En la política partidista, esta figura es habitual, militantes con años de servicio, dirigentes intermedios que construyeron estructura o asumieron obediencia, son desplazados cuando ya no representan una ventaja electoral o cuando incomodan en el nuevo relato. A muchos se los invita amablemente al silencio. A otros, ni siquiera eso.

No sorprende, entonces, que surjan reacciones. Algunos callan. Otros se rebelan. Y algunos rompen con el partido, lo critican desde fuera o se reinventan en nuevas plataformas. En estos casos, la deslealtad no es una traición impulsiva, sino una respuesta estratégica frente a la lógica desechable del poder.

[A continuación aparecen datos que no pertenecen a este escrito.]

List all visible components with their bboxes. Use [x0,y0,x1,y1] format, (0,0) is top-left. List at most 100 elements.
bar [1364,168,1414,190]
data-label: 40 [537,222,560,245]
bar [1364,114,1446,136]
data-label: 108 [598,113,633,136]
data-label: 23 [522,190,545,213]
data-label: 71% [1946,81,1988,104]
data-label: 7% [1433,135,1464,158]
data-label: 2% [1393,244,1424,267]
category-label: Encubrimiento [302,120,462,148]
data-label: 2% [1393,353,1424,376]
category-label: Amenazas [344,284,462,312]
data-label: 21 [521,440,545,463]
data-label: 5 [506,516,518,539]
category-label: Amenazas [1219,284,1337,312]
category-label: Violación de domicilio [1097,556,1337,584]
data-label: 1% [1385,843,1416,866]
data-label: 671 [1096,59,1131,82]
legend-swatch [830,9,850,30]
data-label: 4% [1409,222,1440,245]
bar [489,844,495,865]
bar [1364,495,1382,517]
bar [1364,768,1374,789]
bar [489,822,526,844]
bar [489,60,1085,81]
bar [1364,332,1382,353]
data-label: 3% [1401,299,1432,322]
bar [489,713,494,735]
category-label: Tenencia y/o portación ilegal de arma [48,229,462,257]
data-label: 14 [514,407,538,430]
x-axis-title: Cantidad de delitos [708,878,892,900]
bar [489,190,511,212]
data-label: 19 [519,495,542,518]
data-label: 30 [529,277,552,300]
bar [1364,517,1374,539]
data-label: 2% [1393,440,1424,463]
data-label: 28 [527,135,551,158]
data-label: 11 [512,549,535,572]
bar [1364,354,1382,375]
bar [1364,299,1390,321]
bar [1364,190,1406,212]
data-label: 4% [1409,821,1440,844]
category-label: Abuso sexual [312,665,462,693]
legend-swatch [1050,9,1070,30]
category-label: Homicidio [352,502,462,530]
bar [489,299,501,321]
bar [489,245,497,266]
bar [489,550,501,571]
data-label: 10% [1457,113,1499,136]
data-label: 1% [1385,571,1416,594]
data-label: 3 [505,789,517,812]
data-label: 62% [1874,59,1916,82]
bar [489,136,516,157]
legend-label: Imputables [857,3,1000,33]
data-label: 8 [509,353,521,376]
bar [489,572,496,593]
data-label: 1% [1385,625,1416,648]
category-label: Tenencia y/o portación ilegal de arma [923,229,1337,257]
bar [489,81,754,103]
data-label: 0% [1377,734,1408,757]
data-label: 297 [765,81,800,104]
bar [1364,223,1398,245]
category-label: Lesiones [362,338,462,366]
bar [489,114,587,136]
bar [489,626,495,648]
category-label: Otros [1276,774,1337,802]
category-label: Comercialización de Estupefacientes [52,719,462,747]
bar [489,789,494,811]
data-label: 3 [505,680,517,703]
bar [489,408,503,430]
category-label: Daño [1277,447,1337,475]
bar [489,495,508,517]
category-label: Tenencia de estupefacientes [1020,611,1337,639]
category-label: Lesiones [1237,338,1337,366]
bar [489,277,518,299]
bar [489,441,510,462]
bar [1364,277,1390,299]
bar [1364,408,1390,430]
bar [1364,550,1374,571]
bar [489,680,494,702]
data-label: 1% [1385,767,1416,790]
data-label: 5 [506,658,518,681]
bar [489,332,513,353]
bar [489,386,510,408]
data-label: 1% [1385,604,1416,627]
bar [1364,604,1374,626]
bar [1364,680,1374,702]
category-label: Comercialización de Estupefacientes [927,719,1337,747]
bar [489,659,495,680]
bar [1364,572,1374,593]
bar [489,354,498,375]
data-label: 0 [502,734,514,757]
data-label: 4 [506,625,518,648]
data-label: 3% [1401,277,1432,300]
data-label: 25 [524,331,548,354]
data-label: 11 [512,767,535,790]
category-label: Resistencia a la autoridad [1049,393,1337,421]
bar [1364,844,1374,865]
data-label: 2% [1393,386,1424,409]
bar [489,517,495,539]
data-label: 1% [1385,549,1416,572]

La narrativa oficial no tarda en construir enemigos: se acusa a quienes rompen de “traidores”, “resentidos” u “oportunistas”. Pero muchas veces, es la estructura misma la que primero los expulsó o invisibilizó. La paradoja es constante: quien fue empujado fuera es luego acusado por irse.

Entre la coherencia y la condena

El juicio sobre la deslealtad tiende a ser inmediato y moralizante: quien traiciona merece reproche. Pero esa lectura rara vez considera el contexto, las exclusiones internas, o la corrupción que puede esconder una estructura leal solo en apariencia. ¿Es más ética la fidelidad a un liderazgo vacío que la ruptura desde una convicción? ¿Qué valor tiene la lealtad cuando exige encubrimiento, silencio o complicidad?

En no pocos casos, la deslealtad es una forma de afirmación personal y política. Especialmente cuando se convierte en el modo de romper con un sistema que ya no representa al sujeto que antes lo defendía. No es raro que grandes disidentes hayan sido primero leales, hasta que su lealtad se volvió incompatible con la verdad.

Desde la ética, no toda fidelidad es virtud, ni toda traición es falta. Hay deslealtades que son, en realidad, actos de responsabilidad, de ruptura con la obediencia ciega o con el cinismo estructural. Cuando romper un vínculo es lo único coherente con los valores que una vez justificaron esa alianza, la deslealtad puede convertirse en una forma de lealtad superior: hacia uno mismo, hacia la coherencia o hacia el bien común.

Una estrategia que marca para siempre

Incluso cuando está justificada, la deslealtad deja huella. En los juegos del poder, el traidor ,aunque tenga razón, difícilmente volverá a ser recibido sin sospecha. Puede ganar visibilidad o libertad, pero pierde el escudo simbólico del aparato. Ya no pertenece del todo a ningún lado.

Al mismo tiempo, la fidelidad tampoco garantiza memoria, respeto ni gratitud. Hay trayectorias impecables que se pierden en el olvido, nombres fieles que nunca serán reivindicados. Por eso, la decisión de romper no es simple cálculo, es también un acto de identidad.

Entre la convicción y la conveniencia se juega mucho más que una maniobra, se juega el relato personal, la ética, el legado. A veces es más cómodo permanecer. A veces es más honesto marcharse. Cada ruptura tiene su historia. Cada historia, su contexto. Cada decisión, su precio.